A więc udało Ci się, Yuta?
Szkoda, że nie mogła go o to spytać... Szkoda że nie mogła wykorzystać tej wiedzy. Byłby to bardzo istotny fakt, który jednak w obliczu ostrza wycelowanego w jej stronę, nie mógł mieć najmniejszego znaczenia.
Nie mógł...
A jednak zdążyła poczuć żal, że nie zdoła już zrobić nic więcej.
Zamrugała, a spod powiek spłynęła pojedyncza łza.
Ostrze zabłysło. Przecięło tkankę płynnie, w sposób uniemożliwiający w pełni świadome odczucie bólu.
Spróbowała nabrać powietrza, nic się jednak nie wydarzyło, a świat zawirował przed jej oczami, na moment niknąc w półmroku.
Nic co było nam pisane, nie mogło się udać w tym świecie...
Ale zaczekaj na mnie w tym drugim..
Zaszlochała czując, jak dociera do niej sens tych słów, jak zabójca przesuwa palcem po jej wargach, jak krew miesza się ze słonymi łzami, których nie była w stanie powstrzymać.
Odszukała go wzrokiem.
- K-Kitsune... - Poprosiła cicho, wbijając w Yuichiro spojrzenie szmaragdowych tęczówek, które z wolna zaczęło tracić możliwość widzenia. Jego sylwetka widziana z tej dziwnej perspektywy rozmazywała się przed jej oczami.
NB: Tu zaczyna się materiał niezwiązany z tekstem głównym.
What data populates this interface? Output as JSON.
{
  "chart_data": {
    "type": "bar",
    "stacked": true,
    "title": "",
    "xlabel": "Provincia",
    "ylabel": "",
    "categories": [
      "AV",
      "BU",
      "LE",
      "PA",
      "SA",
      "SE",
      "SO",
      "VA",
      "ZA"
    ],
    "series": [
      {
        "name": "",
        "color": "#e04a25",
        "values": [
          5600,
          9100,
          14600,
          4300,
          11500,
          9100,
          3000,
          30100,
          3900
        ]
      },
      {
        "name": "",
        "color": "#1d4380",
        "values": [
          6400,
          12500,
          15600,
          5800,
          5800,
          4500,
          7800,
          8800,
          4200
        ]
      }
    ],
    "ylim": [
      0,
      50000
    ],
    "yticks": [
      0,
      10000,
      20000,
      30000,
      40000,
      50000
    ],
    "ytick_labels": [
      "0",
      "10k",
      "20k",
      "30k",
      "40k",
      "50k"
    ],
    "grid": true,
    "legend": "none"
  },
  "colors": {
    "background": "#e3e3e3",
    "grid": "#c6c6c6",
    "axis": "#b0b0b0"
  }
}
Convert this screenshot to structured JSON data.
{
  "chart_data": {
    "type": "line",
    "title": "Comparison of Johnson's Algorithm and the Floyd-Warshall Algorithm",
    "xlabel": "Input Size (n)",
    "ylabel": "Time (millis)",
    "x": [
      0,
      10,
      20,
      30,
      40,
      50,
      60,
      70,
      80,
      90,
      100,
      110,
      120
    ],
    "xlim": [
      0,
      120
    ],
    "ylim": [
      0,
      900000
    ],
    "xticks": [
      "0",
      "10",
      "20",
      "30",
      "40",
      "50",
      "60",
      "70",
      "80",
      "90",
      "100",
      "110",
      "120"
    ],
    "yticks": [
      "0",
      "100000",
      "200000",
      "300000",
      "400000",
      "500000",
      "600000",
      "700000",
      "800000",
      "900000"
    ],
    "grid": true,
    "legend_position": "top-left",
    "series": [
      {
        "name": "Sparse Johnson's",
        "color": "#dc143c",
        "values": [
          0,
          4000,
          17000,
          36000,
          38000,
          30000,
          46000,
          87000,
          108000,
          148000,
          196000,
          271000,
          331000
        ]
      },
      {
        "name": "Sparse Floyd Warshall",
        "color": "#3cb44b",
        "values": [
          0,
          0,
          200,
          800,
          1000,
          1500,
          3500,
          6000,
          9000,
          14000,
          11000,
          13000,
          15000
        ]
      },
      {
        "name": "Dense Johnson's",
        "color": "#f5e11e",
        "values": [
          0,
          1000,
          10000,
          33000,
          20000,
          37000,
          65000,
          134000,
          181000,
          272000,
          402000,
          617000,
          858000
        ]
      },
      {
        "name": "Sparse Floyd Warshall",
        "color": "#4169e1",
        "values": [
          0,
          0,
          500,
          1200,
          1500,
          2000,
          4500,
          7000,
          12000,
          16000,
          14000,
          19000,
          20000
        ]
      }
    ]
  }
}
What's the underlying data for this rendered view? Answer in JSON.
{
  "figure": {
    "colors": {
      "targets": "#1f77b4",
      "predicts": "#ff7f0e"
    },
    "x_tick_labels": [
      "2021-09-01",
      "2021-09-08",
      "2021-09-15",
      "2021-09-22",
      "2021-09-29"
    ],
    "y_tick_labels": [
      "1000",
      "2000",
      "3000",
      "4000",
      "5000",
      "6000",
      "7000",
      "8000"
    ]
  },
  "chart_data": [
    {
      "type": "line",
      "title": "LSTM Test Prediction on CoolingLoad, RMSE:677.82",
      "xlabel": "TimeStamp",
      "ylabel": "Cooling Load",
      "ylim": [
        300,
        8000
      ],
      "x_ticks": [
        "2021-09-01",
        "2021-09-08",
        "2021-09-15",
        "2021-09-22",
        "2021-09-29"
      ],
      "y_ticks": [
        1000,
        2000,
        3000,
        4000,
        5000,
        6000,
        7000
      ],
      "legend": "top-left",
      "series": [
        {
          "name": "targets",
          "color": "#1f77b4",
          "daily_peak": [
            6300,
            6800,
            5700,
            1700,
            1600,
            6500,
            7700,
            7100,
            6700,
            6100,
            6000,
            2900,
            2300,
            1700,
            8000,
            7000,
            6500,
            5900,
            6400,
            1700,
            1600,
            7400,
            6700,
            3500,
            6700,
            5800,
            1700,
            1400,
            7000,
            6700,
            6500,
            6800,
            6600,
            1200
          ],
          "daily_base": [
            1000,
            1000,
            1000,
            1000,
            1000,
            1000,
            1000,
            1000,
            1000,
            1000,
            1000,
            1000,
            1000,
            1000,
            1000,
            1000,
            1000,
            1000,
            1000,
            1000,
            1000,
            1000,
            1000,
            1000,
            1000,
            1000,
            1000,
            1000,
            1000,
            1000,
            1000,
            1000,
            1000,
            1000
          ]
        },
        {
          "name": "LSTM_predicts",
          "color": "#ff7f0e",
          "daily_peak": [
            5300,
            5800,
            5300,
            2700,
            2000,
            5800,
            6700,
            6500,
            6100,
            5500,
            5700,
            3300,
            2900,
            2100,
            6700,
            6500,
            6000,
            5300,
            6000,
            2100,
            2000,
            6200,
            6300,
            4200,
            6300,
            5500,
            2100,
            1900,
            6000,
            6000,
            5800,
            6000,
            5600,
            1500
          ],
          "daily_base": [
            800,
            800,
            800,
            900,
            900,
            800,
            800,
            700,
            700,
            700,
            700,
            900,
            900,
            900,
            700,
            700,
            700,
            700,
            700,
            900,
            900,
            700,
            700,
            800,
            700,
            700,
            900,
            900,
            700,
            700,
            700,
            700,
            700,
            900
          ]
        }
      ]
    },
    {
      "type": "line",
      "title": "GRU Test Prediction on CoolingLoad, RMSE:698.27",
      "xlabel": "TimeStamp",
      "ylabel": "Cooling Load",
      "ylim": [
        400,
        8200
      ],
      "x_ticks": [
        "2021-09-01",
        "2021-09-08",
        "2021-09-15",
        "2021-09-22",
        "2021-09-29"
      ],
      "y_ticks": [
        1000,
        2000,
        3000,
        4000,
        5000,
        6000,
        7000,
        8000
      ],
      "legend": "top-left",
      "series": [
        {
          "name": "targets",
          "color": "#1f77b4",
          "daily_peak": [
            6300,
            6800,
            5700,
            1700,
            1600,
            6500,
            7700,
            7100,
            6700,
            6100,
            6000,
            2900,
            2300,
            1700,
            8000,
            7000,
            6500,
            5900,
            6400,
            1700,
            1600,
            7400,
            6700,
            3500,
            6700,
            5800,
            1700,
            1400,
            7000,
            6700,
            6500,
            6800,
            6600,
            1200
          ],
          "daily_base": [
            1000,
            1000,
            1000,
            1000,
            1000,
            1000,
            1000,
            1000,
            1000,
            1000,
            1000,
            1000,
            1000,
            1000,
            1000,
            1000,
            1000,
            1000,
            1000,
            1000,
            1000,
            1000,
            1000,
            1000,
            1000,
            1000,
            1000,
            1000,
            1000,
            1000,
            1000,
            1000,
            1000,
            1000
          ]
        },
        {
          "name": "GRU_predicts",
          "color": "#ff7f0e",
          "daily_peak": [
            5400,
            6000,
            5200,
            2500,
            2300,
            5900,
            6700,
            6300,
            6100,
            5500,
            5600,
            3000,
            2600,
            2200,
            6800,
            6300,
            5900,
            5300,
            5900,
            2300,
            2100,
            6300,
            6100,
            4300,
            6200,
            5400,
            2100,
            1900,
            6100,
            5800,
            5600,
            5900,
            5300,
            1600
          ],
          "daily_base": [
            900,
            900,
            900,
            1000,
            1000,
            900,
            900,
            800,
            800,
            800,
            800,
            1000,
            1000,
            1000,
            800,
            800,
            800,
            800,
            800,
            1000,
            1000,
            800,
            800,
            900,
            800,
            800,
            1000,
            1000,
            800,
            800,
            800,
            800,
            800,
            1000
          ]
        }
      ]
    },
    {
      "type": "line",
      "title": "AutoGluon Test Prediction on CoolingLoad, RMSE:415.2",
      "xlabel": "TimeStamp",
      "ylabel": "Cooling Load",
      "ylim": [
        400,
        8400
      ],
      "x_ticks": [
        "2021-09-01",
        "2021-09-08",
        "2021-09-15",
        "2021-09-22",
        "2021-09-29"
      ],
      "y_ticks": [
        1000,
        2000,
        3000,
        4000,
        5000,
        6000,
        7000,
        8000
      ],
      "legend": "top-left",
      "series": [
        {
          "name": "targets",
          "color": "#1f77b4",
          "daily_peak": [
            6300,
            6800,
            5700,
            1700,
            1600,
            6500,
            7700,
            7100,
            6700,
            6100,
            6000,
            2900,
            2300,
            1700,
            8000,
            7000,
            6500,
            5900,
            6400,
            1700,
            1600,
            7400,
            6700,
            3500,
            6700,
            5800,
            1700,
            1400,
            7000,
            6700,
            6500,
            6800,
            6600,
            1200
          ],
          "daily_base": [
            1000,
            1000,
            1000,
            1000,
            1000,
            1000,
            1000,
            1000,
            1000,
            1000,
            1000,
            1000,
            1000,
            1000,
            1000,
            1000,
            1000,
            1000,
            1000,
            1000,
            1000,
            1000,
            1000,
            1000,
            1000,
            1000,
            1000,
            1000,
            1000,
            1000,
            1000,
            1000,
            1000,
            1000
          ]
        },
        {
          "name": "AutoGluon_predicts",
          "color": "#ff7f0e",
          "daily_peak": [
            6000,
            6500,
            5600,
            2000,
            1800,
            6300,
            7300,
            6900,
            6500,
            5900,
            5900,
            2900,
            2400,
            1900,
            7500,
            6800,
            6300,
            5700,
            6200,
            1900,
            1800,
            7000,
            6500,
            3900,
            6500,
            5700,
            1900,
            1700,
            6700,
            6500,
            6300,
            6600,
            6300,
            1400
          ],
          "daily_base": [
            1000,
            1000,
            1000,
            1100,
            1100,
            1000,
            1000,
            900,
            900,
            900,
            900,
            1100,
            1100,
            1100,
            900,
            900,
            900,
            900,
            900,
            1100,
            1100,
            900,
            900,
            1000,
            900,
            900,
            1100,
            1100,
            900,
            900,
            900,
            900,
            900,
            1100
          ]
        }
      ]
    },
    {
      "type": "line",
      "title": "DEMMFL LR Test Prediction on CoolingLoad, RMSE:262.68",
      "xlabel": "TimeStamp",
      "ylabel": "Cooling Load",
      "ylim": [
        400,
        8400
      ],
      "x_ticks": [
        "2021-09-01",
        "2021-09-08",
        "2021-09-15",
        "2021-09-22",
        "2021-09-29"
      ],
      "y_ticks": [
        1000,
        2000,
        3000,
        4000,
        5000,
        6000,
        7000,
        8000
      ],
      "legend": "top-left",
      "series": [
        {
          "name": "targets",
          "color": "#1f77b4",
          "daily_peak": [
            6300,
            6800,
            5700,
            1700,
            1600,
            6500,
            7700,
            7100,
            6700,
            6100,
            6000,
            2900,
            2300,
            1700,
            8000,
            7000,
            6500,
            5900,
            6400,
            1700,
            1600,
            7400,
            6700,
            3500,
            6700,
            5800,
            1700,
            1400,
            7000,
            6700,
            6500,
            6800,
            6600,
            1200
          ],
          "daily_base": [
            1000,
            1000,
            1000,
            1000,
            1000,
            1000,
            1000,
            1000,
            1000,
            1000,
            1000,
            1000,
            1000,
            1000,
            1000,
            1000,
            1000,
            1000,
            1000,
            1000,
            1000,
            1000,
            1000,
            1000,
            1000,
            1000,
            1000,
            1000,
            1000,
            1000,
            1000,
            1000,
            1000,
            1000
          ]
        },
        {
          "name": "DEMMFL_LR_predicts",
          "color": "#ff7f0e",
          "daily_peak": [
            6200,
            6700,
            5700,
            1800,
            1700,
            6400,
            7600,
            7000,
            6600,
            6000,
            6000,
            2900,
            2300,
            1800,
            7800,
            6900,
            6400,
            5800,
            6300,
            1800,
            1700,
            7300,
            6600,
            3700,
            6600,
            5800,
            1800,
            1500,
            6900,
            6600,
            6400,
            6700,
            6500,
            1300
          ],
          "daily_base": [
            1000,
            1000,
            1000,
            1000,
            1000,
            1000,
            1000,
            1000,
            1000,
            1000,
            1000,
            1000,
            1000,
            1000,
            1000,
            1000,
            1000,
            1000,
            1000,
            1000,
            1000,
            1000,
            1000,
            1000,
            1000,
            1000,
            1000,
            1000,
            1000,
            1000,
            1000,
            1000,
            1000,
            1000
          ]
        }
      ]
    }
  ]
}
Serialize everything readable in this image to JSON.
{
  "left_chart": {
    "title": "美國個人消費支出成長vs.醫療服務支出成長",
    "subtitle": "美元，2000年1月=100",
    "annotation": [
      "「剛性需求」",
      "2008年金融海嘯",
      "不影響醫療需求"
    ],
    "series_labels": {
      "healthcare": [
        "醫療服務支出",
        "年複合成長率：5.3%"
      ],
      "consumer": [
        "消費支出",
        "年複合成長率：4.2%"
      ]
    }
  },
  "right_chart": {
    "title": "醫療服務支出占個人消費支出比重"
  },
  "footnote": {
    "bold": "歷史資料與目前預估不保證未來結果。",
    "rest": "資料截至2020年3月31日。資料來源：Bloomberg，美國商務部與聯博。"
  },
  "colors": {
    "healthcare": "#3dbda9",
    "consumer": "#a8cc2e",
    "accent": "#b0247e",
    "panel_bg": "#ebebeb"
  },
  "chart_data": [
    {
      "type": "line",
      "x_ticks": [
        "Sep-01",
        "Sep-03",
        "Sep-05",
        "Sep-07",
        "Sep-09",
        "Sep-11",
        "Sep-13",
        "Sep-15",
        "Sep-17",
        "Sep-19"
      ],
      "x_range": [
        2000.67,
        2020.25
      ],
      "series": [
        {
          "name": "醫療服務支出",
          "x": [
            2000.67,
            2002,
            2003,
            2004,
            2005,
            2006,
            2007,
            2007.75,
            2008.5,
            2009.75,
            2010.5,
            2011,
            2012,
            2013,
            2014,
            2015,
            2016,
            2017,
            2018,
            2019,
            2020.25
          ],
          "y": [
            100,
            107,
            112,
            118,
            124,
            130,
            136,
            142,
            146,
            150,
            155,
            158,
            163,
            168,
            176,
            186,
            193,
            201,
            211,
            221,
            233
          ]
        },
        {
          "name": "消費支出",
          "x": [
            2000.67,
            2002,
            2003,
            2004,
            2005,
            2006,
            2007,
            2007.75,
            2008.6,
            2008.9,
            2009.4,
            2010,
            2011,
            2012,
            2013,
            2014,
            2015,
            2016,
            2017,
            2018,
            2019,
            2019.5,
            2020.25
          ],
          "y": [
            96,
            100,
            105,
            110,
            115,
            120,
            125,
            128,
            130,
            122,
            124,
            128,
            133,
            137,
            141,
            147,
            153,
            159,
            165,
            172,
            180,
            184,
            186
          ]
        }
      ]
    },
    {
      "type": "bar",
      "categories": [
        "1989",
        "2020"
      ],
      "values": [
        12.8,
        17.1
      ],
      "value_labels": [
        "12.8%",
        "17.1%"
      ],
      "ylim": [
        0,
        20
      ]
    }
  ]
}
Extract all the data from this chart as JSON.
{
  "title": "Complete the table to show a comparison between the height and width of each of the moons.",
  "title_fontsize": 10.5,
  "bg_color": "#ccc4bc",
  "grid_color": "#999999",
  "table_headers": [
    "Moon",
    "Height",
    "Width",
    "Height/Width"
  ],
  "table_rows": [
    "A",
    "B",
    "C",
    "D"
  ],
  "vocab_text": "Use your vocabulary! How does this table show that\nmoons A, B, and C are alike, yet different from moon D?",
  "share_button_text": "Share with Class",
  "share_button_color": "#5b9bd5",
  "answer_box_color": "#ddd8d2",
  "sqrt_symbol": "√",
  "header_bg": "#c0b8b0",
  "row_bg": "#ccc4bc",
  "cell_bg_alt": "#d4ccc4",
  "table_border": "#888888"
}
O co prosiła? O łaskę dla Lisicy? Czy może o szybką śmierć, jeżeli miała nadejść z jego rąk?
Na to pytanie musiał dopowiedzieć sobie sam, bo Katsu jedynie rozchyliła usta, a jej spojrzenie stężało pod wpływem strachu, który w tej ostatniej sekundzie zawładną wściekłą zielenią. Po bladych policzkach spływały łzy, gdy demon zamrugał, próbując pozbyć się ciemności napływającej zewsząd.
Chciała coś powiedzieć, słowa jednak nie przyjmowały już żadnej formy.
Nicość z wolna pochłonęła jej świadomość, aby w końcu móc pochłonąć również całe jej ciało, które rozpadło się w pył, pozostawiając Yuichiro samego w opustoszałym ryokanie.